METTL3 promotes ovarian cancer progression through YTHDF2-dependent degradation of GATA4

Ovarian cancer (OC) remains a highly lethal gynecological malignancy with limited therapeutic options due to its aggressive progression and therapeutic resistance. N6-methyladenosine (m6A) RNA modification has emerged as a critical regulator of tumorigenesis, but the specific mechanisms linking m6A regulators to OC progression require further clarification. Here, we report that METTL3 promotes OC progression by enhancing YTHDF2-dependent degradation of the tumor suppressor GATA4. Mechanistically, METTL3-mediated hypermethylation of GATA4 transcripts at nucleotides 1837 and 2432 promotes YTHDF2-dependent mRNA decay, thereby suppressing GATA4 expression.

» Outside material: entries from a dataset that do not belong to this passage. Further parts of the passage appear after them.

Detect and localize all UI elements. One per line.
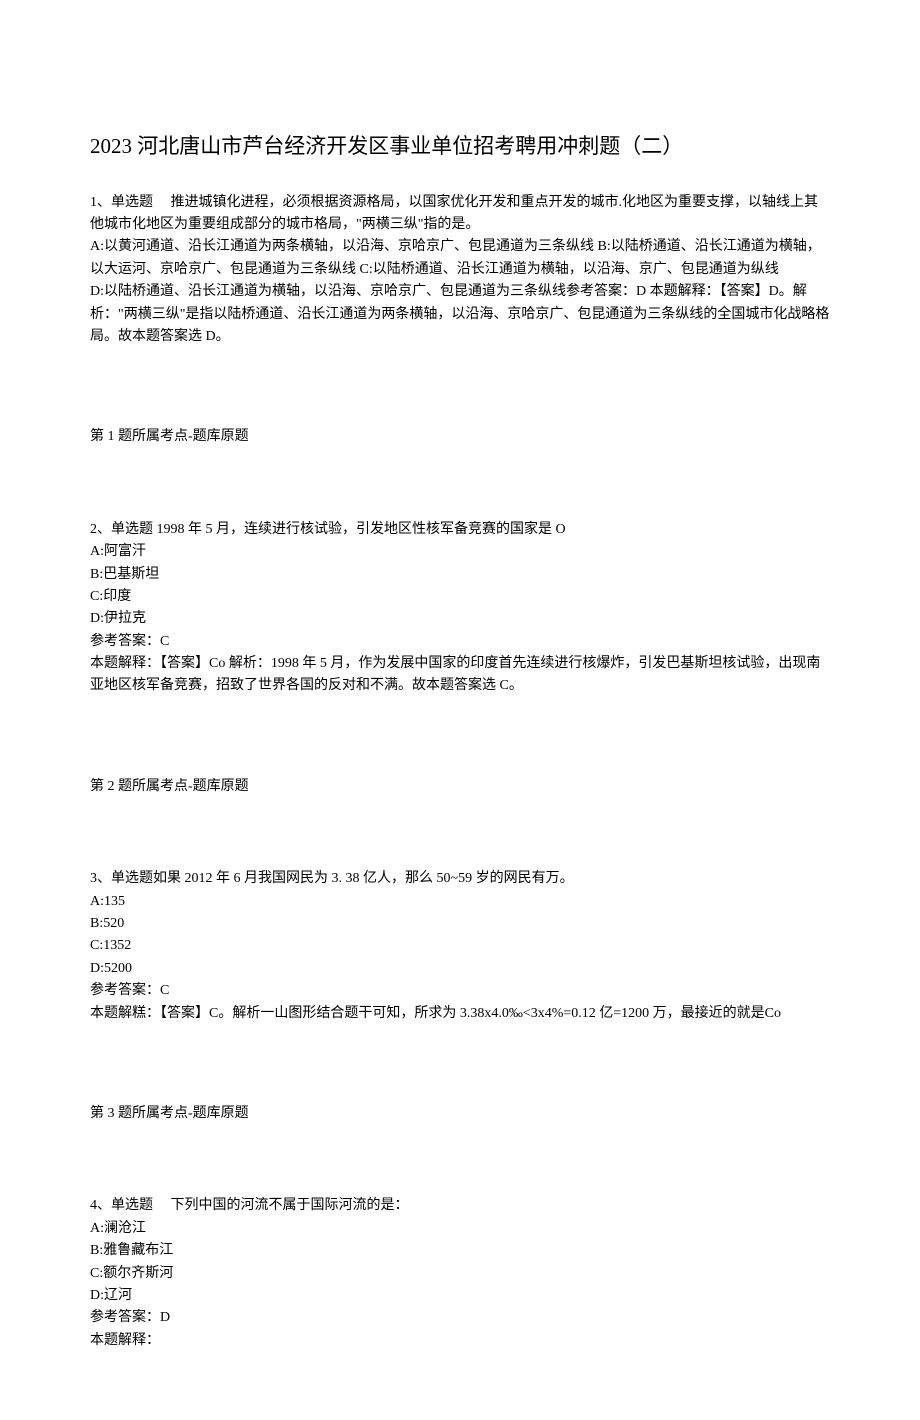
spacer (90, 706, 830, 776)
q2-option-d: D:伊拉克 (90, 608, 830, 630)
q3-option-d: D:5200 (90, 958, 830, 980)
q2-option-a: A:阿富汗 (90, 541, 830, 563)
document-title: 2023 河北唐山市芦台经济开发区事业单位招考聘用冲刺题（二） (90, 130, 830, 164)
q3-option-a: A:135 (90, 891, 830, 913)
q2-answer: 参考答案：C (90, 631, 830, 653)
q1-header: 1、单选题 推进城镇化进程，必须根据资源格局，以国家优化开发和重点开发的城市.化… (90, 192, 830, 237)
question-1: 1、单选题 推进城镇化进程，必须根据资源格局，以国家优化开发和重点开发的城市.化… (90, 192, 830, 349)
q1-source: 第 1 题所属考点-题库原题 (90, 426, 830, 448)
spacer (90, 1033, 830, 1103)
q2-header: 2、单选题 1998 年 5 月，连续进行核试验，引发地区性核军备竞赛的国家是 … (90, 519, 830, 541)
q3-header: 3、单选题如果 2012 年 6 月我国网民为 3. 38 亿人，那么 50~5… (90, 868, 830, 890)
q4-option-a: A:澜沧江 (90, 1218, 830, 1240)
q4-header: 4、单选题 下列中国的河流不属于国际河流的是： (90, 1195, 830, 1217)
q2-option-b: B:巴基斯坦 (90, 564, 830, 586)
spacer (90, 356, 830, 426)
q1-option-a: A:以黄河通道、沿长江通道为两条横轴，以沿海、京哈京广、包昆通道为三条纵线 B:… (90, 236, 830, 281)
q4-option-d: D:辽河 (90, 1285, 830, 1307)
document-page: 2023 河北唐山市芦台经济开发区事业单位招考聘用冲刺题（二） 1、单选题 推进… (0, 0, 920, 1420)
question-4: 4、单选题 下列中国的河流不属于国际河流的是： A:澜沧江 B:雅鲁藏布江 C:… (90, 1195, 830, 1352)
q2-explanation: 本题解释：【答案】Co 解析：1998 年 5 月，作为发展中国家的印度首先连续… (90, 653, 830, 698)
q3-option-b: B:520 (90, 913, 830, 935)
q3-option-c: C:1352 (90, 935, 830, 957)
q3-explanation: 本题解糕：【答案】C。解析一山图形结合题干可知，所求为 3.38x4.0‰<3x… (90, 1003, 830, 1025)
q2-option-c: C:印度 (90, 586, 830, 608)
q3-answer: 参考答案：C (90, 980, 830, 1002)
q4-option-b: B:雅鲁藏布江 (90, 1240, 830, 1262)
spacer (90, 1125, 830, 1195)
q4-explanation: 本题解释： (90, 1330, 830, 1352)
question-3: 3、单选题如果 2012 年 6 月我国网民为 3. 38 亿人，那么 50~5… (90, 868, 830, 1025)
question-2: 2、单选题 1998 年 5 月，连续进行核试验，引发地区性核军备竞赛的国家是 … (90, 519, 830, 698)
q1-option-d: D:以陆桥通道、沿长江通道为横轴，以沿海、京哈京广、包昆通道为三条纵线参考答案：… (90, 281, 830, 348)
q4-answer: 参考答案：D (90, 1307, 830, 1329)
q3-source: 第 3 题所属考点-题库原题 (90, 1103, 830, 1125)
spacer (90, 449, 830, 519)
spacer (90, 798, 830, 868)
q4-option-c: C:额尔齐斯河 (90, 1263, 830, 1285)
q2-source: 第 2 题所属考点-题库原题 (90, 776, 830, 798)
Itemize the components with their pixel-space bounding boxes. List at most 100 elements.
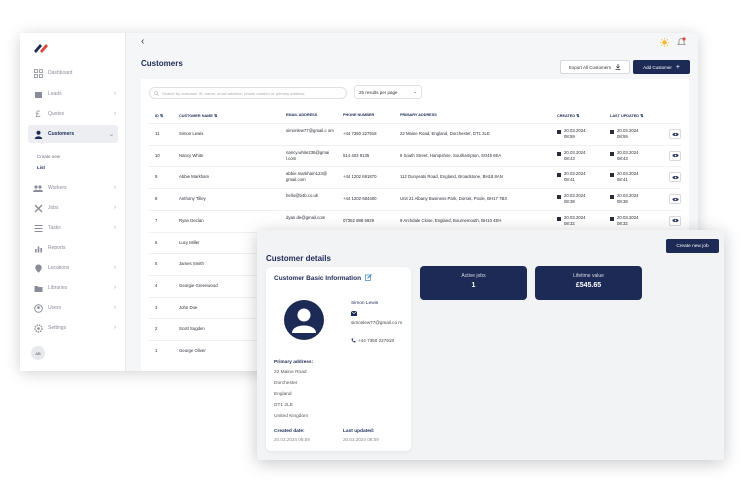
address-label: Primary address: (274, 360, 314, 365)
customer-name: Simon Lewis (351, 301, 379, 306)
sidebar-item-reports[interactable]: Reports (20, 239, 126, 257)
sidebar-item-label: Dashboard (48, 70, 73, 76)
cell-id: 9 (155, 174, 158, 180)
sidebar-item-libraries[interactable]: Libraries › (20, 279, 126, 297)
avatar (284, 300, 324, 340)
cell-name: Lucy Miller (179, 239, 200, 245)
chevron-right-icon: › (114, 265, 116, 271)
sidebar-item-tasks[interactable]: Tasks › (20, 219, 126, 237)
export-customers-button[interactable]: Export All Customers (560, 60, 630, 74)
cell-id: 4 (155, 282, 158, 288)
avatar[interactable]: AB (31, 346, 45, 360)
cell-name: Ryan Declan (179, 217, 204, 223)
sidebar-item-workers[interactable]: Workers › (20, 179, 126, 197)
sidebar-sub-list[interactable]: List (37, 165, 45, 170)
cell-name: Abbie Markham (179, 174, 210, 180)
view-eye-icon[interactable] (669, 129, 681, 139)
view-eye-icon[interactable] (669, 215, 681, 226)
sidebar-sub-create-new[interactable]: Create new (37, 154, 60, 159)
cell-phone: +44 1202 684400 (343, 196, 377, 202)
chevron-right-icon: › (114, 305, 116, 311)
cell-id: 6 (155, 239, 158, 245)
sidebar-item-dashboard[interactable]: Dashboard (20, 64, 126, 82)
lifetime-value-label: Lifetime value (573, 273, 604, 279)
create-new-job-button[interactable]: Create new job (666, 239, 719, 253)
sidebar-item-customers[interactable]: Customers ⌄ (28, 125, 118, 143)
sidebar-item-label: Reports (48, 245, 66, 251)
sun-icon[interactable] (660, 37, 669, 47)
calendar-icon (610, 151, 614, 156)
search-input[interactable]: Search by customer ID, name, email addre… (149, 87, 347, 99)
cell-email: simonlew77@gmail.c om (286, 128, 334, 133)
created-time: 08:38 (564, 199, 575, 205)
back-arrow-icon[interactable]: ‹ (141, 36, 144, 47)
cell-address: 112 Dunyeats Road, England, Broadstone, … (400, 174, 503, 180)
updated-date: 20.03.2024 (617, 128, 639, 133)
col-id[interactable]: ID ⇅ (155, 113, 163, 118)
address-line: 22 Maine Road (274, 370, 307, 375)
download-icon (615, 64, 621, 70)
results-per-page-select[interactable]: 25 results per page ⌄ (354, 85, 422, 99)
col-created[interactable]: CREATED ⇅ (557, 113, 579, 118)
edit-icon[interactable] (364, 274, 372, 281)
updated-date: 20.03.2024 (617, 171, 639, 177)
cell-id: 7 (155, 217, 158, 223)
calendar-icon (557, 173, 561, 178)
chevron-down-icon: ⌄ (413, 89, 417, 94)
col-customer-name[interactable]: CUSTOMER NAME ⇅ (179, 113, 217, 118)
col-address: PRIMARY ADDRESS (400, 113, 437, 117)
created-date: 20.03.2024 (564, 171, 586, 177)
cell-name: James Smith (179, 261, 204, 267)
cell-name: Simon Lewis (179, 131, 204, 136)
phone-icon (351, 338, 356, 343)
customer-email[interactable]: simonlew77@gmail.co m (351, 319, 409, 326)
details-title: Customer details (266, 254, 331, 263)
table-row[interactable]: 8 Anthony Tilley hello@b4b.co.uk +44 1202 6… (149, 188, 681, 210)
cell-phone: +44 7350 227918 (343, 131, 377, 136)
cell-phone: 07352 888 5929 (343, 217, 375, 223)
created-date: 20.03.2024 (564, 149, 586, 155)
updated-date: 20.03.2024 (617, 193, 639, 199)
sidebar-item-locations[interactable]: Locations › (20, 259, 126, 277)
cell-name: Georgie Greenwood (179, 282, 218, 288)
sidebar-item-settings[interactable]: Settings › (20, 319, 126, 337)
view-eye-icon[interactable] (669, 150, 681, 161)
pound-icon: £ (35, 109, 41, 119)
user-silhouette-icon (292, 308, 316, 333)
view-eye-icon[interactable] (669, 194, 681, 205)
user-icon (33, 129, 43, 139)
cell-created-date: 20.03.2024 08:38 (564, 193, 600, 205)
updated-time: 08:59 (617, 134, 628, 139)
cell-email: dyan.de@gmail.com (286, 214, 326, 220)
last-updated-value: 20.03.2024 08:59 (343, 437, 379, 442)
sidebar-item-label: Settings (48, 325, 67, 331)
sidebar-item-label: Jobs (48, 205, 59, 211)
sidebar-item-quotes[interactable]: £ Quotes › (20, 105, 126, 123)
table-row[interactable]: 11 Simon Lewis simonlew77@gmail.c om +44 73… (149, 123, 681, 145)
last-updated-label: Last updated: (343, 429, 375, 434)
add-customer-button[interactable]: Add Customer + (633, 60, 690, 74)
col-phone: PHONE NUMBER (343, 113, 375, 117)
sidebar-item-users[interactable]: Users › (20, 299, 126, 317)
view-eye-icon[interactable] (669, 172, 681, 183)
created-time: 08:43 (564, 155, 575, 161)
sidebar-item-jobs[interactable]: Jobs › (20, 199, 126, 217)
col-email: EMAIL ADDRESS (286, 113, 318, 117)
calendar-icon (610, 173, 614, 178)
cell-id: 5 (155, 261, 158, 267)
customer-phone[interactable]: +44 7350 227918 (351, 338, 394, 343)
sidebar-item-label: Libraries (48, 285, 68, 291)
table-row[interactable]: 7 Ryan Declan dyan.de@gmail.com 07352 888 5… (149, 209, 681, 232)
sidebar-item-label: Customers (48, 131, 75, 137)
sidebar-item-label: Users (48, 305, 62, 311)
created-time: 08:32 (564, 220, 575, 226)
cell-id: 2 (155, 326, 158, 332)
updated-time: 08:41 (617, 177, 628, 183)
cell-name: Scott Sugden (179, 326, 205, 332)
table-row[interactable]: 9 Abbie Markham abbie.markham123@ gmail.co… (149, 166, 681, 188)
col-last-updated[interactable]: LAST UPDATED ⇅ (610, 113, 643, 118)
bell-icon[interactable] (677, 37, 686, 47)
cell-email: abbie.markham123@ gmail.com (286, 171, 328, 183)
table-row[interactable]: 10 Nancy White nancy.white236@gmai l.com 51… (149, 144, 681, 167)
sidebar-item-leads[interactable]: Leads › (20, 85, 126, 103)
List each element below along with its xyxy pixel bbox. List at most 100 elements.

Pharmacological inhibition of METTL3 with STM2457 increases GATA4 abundance, and attenuates malignant phenotypes of OC. Single-cell RNA sequencing (scRNA-seq) revealed that GATA4 was markedly downregulated in granulosa cells, fibroblasts, and endothelial cells within the OC microenvironment, potentially linking its loss to aberrant epithelial-mesenchymal transition (EMT), abnormal proliferation, and stromal remodeling. In conclusion, our findings establish a METTL3-YTHDF2 regulatory axis that destabilizes GATA4 mRNA, providing novel insights into the epigenetic control of OC progression. Thus, targeting this axis may offer promising therapeutic strategies to improve outcomes for OC patients.